FT-IR: Cl⁻ Conc.[kg/m³] = 0.1251 × (Peak Wavelength) − 1325.1

Ishimaru spectrometer: Cl⁻ Conc.[kg/m³] = 0.0577 × (Peak Wavelength) − 610.8

To identify the factors behind the observed peak shift, peak identification was performed using the database by Horgnies et al. [3]. As a result, the peak around the wavelength of 10.6 μm originates from the Si-O bonds of calcium–silicate hydrate (C-S-H). According to the study by Ping Yu et al. [4], a tendency for the peak originating from the Si-O bonds of C-S-H to shift towards shorter wavelengths with a decrease in the Ca/Si ratio has been reported. Therefore, in this experiment, it is inferred that specimens with higher chloride ion concentrations had a higher surface Ca/Si ratio.
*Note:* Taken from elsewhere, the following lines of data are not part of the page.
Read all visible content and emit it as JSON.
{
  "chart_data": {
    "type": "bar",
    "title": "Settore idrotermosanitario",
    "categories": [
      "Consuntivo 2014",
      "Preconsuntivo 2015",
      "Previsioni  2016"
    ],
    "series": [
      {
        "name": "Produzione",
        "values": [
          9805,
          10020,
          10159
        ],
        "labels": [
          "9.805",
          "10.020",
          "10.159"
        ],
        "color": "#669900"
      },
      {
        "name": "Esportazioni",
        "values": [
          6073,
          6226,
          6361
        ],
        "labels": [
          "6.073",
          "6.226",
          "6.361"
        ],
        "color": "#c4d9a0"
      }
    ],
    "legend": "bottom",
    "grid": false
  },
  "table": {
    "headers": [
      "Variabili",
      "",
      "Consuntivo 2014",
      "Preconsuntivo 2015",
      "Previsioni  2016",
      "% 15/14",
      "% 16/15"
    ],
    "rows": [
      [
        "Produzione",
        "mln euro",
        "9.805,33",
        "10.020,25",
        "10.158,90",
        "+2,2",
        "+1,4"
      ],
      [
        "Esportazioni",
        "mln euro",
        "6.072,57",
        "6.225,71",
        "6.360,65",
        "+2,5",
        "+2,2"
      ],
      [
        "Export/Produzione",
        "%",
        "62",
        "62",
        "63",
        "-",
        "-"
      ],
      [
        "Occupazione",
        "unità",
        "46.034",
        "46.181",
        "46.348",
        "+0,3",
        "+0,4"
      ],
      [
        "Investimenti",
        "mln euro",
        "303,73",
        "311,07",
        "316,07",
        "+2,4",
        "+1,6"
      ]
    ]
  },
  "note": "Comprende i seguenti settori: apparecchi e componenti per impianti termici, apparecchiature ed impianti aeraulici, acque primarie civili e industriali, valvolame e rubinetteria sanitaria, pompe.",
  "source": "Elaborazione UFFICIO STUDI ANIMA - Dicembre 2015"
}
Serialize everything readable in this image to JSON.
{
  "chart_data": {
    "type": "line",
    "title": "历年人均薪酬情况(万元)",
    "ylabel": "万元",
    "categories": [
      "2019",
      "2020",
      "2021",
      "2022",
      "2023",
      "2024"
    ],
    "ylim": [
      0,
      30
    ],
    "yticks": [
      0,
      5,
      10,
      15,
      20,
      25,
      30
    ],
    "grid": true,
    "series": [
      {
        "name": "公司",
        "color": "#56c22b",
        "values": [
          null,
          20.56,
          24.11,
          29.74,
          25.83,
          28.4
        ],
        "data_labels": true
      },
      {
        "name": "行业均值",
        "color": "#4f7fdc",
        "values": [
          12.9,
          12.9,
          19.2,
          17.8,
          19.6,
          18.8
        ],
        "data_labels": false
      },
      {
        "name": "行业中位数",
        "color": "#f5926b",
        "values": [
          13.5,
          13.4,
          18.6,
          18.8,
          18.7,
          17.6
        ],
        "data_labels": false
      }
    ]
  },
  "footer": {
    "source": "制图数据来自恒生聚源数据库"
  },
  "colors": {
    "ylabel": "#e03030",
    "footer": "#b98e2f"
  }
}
Next, we discuss the factors that led to the observed correlation between the peak wavelength and chloride ion concentration. According to the study by Nakamura et al. [5], it has been reported that C-S-H has a high chloride ion adsorption capacity. Therefore, it is speculated that the adsorption of chloride ions in C-S-H may have influenced the peak wavelength around 10.6 μm.

4. Conclusions

This study analyzed the mid-infrared spectra of concrete using an imaging 2D Fourier spectrometer (The Ishimaru spectrometer, Kagawa University, Kagawa, Japan) to investigate the concentration evaluation. Findings confirmed that the peak around 10.6 μm correlated with chloride concentration, allowing for its estimation. Future challenges involve the application to external chloride attack, improvement of accuracy and 2D distribution evaluation, and elucidation of the underlying factors.